Музыкальный образ Онегина не является образом лирическим. Его, в отличие от Татьяны и Ленского, композитор показал не столько изнутри, сколько внешне. Музыкальный язык, на котором объясняются Татьяна и Ленский, тяготеет к романсовой задушевной лирике и к мягкой, певучей лирике вальса. Мелодии, сопровождающие Евгения или вплетенные в его ариозо, коренятся чаще всего в элегантной, блестящей мазурке, в «опрометчивой мазурке», как назвал когда-то Гоголь мазурку, характеризующую польское панство в «Иване Сусанине». Это изящный облик, это костюм по последней моде, тон некоторого превосходства, «быть может, мнимого», как сказал об Онегине сам Пушкин, безукоризненность манер и светская непринужденность. Даже в моменты, когда безоглядная страсть владеет этим холодным денди, у него на язык навертываются мотивы из письма Татьяны, как бы наглядно показывая, что своего у Евгения за душою ничего нет, что вся его любовь лишь отражение большого чувства Тани. Даже горькое «Я так ошибся, я так наказан!» — лишь слабый отголосок самодовольно кокетливого «Я вас люблю любовью брата, любовью брата…»
Заключительная сцена оперы не сразу далась Чайковскому. В первоначальном словесном тексте гораздо сильнее и определеннее были даны колебания Татьяны, хотя и тогда исход этих колебаний был неблагоприятен для Онегина. Позднее композитор переделал слова заключительного дуэта, придав Татьяне больше твердости и решимости. Музыка при этом осталась неизменной. Татьяна — это, по прекрасному определению Кашкина, «натура прежде всего сильная, которую не всякая буря сломит». Душевно выросшая и возмужавшая в своей несчастливой любви, обогащенная жизненным опытом, Татьяна уже давно не та одаренная пламенным воображением девочка, которая некогда отдалась самозабвенному чувству, встретив на своем пути человека, «по внешности отличающегося от среды пошло-провинциальной». Поразительна музыкальная характеристика Татьяны в последней картине. Татьяна — та же, какую мы знали в первом акте, и уже не та, другая; если вторая картина — поэма девической любви, то седьмая — повесть о мужественной и мудрой, нежной и сильной женщине. С каким непостижимым мастерством сочетает композитор прежние светлые и порывистые мелодии Татьяны, мелодии-воспоминания, мелодии, безмолвно покоящиеся в обычное время на самом дне души, с новыми интонациями горького опыта, сдерживающей воли и глухой, грызущей душу тоски. Как удивительно вырисовывается в этом сплетении музыкальных нитей рост личности Татьяны, ее душевная красота и затаенная трагедия. Такой Татьяне с таким Онегиным не по пути.
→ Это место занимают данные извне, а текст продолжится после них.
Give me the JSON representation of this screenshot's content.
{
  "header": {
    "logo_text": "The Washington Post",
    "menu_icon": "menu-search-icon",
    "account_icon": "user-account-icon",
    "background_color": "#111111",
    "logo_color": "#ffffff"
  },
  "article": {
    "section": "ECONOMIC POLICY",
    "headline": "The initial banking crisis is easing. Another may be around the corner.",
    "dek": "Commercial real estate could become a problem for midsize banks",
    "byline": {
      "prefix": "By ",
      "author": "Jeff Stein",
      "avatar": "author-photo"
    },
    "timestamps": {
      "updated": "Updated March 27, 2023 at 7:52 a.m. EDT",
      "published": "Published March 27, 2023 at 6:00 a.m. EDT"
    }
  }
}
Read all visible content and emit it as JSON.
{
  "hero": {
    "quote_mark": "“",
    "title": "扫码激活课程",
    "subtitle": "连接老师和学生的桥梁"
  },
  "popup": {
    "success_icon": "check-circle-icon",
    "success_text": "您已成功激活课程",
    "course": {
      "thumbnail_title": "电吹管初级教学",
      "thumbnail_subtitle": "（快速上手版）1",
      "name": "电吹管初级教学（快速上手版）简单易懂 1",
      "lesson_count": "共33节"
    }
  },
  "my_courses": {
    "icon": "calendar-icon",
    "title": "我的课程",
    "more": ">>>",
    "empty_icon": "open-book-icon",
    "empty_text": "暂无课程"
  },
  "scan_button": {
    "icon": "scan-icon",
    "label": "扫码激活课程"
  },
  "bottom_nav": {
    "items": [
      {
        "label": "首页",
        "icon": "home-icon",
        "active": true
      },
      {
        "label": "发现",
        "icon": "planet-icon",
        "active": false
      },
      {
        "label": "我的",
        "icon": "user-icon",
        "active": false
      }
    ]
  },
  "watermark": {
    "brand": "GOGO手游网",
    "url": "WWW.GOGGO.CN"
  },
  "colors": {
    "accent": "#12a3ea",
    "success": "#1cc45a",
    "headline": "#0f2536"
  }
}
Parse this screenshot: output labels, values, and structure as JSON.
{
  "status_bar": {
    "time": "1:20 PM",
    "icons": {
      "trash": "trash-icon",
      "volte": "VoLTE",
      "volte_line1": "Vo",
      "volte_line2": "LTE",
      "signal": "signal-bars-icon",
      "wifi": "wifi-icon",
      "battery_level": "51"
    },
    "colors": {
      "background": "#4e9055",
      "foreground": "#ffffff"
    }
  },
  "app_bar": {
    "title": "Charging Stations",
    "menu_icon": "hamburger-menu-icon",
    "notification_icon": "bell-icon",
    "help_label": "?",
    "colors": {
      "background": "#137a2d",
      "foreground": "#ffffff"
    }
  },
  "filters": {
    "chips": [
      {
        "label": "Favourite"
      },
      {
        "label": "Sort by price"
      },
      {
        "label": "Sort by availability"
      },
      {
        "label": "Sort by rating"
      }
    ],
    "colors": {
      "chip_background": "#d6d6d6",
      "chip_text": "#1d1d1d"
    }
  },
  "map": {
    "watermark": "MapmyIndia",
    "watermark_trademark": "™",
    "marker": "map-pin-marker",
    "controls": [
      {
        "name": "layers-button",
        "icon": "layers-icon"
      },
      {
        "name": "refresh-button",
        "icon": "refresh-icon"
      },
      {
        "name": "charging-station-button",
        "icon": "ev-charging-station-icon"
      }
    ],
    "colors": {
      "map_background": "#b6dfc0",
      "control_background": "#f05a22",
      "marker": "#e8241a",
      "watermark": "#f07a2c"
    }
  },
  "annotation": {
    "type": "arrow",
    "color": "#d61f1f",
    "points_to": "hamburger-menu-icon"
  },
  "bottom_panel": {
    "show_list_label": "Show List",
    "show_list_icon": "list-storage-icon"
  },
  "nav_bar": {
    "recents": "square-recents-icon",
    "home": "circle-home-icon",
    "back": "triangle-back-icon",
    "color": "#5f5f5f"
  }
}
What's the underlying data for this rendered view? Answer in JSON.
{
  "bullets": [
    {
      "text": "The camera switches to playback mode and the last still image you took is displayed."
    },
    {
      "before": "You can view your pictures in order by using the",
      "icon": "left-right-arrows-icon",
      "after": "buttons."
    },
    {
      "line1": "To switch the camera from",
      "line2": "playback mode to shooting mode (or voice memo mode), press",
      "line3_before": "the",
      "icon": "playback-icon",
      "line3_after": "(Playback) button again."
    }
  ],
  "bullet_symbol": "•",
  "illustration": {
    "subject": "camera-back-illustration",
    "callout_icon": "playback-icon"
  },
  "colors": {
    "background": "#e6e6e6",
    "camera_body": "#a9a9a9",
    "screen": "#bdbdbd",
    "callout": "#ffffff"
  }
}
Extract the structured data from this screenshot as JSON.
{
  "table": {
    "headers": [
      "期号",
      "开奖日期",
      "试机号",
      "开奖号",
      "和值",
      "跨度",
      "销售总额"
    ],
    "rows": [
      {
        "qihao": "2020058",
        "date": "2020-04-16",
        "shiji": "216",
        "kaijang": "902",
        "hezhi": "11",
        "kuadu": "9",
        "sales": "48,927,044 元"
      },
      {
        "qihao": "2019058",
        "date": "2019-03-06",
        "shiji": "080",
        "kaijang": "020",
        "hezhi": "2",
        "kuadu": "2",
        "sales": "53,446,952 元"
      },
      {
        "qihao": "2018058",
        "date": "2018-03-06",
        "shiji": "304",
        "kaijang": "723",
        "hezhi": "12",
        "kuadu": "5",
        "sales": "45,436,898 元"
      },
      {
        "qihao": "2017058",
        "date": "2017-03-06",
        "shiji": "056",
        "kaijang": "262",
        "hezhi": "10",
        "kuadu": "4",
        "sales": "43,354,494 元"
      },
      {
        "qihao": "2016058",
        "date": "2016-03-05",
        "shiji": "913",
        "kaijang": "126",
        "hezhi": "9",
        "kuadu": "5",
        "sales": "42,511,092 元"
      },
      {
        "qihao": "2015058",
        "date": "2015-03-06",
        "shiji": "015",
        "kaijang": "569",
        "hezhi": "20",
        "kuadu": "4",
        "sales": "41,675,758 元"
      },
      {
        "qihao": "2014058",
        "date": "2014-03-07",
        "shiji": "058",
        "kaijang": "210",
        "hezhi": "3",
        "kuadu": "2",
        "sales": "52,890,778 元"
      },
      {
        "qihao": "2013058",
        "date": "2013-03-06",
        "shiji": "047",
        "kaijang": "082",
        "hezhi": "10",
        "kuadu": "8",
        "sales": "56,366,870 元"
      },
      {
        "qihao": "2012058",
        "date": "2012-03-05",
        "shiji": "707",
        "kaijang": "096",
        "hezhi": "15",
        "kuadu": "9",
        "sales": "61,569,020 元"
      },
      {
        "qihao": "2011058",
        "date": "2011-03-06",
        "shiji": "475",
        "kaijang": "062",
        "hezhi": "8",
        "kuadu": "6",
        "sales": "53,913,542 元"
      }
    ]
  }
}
Сложись жизнь иначе, и Татьяна понесла бы свое сердечное тепло и участие во глубину сибирских руд, в каторжные норы декабристов. В иной исторической полосе она пошла бы милосердною сестрицей в госпитали Севастополя и Рущука, узницей в глухие казематы Шлиссельбурга, пропагандисткой в первые рабочие кружки, организатором в суровое подполье гражданской войны. В музыкальном образе Татьяны, при всей его скромности и непритязательности, сосредоточились многие светлые черты русской женщины XIX и начала XX веков, существенная сторона национального характера. Он очень широк и емок, этот образ. Вот почему вопрос о верности Татьяны князю Гремину является вопросом подчиненным. Перед вдумчивым слушателем оперы встает не тема «свободы чувства», как поставлена она хотя бы в «Кармен», а тема истинного и неистинного чувства, проблема стойкости и глубины характера. Татьяна верна себе. С тем же прямодушием она высказалась в отповеди Онегину, прямом признании («к чему лукавить?») и решительном разрыве («я отдана теперь другому, моя судьба уж решена, я буду век ему верна»), как раньше — в своем поэтическом, смелом письме. Нам дорога Татьяна такая, как она есть. К ней, больше чем к другим героям и героиням Пушкина и Чайковского, хочется обратить слова, сказанные когда-то первосоздателю образа Тани, — «Тебя, как первую любовь, России сердце не забудет!»
Глава XI. ЧЕТВЕРТАЯ СИМФОНИЯ
Раньше «Онегина» была начата и чуть раньше «Онегина» закончена Чайковским его новая симфония. «Я жестоко хандрил прошлой зимой, когда писалась эта симфония, — вспоминал композитор в феврале 1878 года, — и она служит верным отголоском того, что я тогда испытывал. Но это именно отголосок. Как его перевести на ясные и определенные последования слов? — не умею, не знаю. Многое я уже и позабыл. Остались общие воспоминания о страстности, жуткости испытанных ощущений».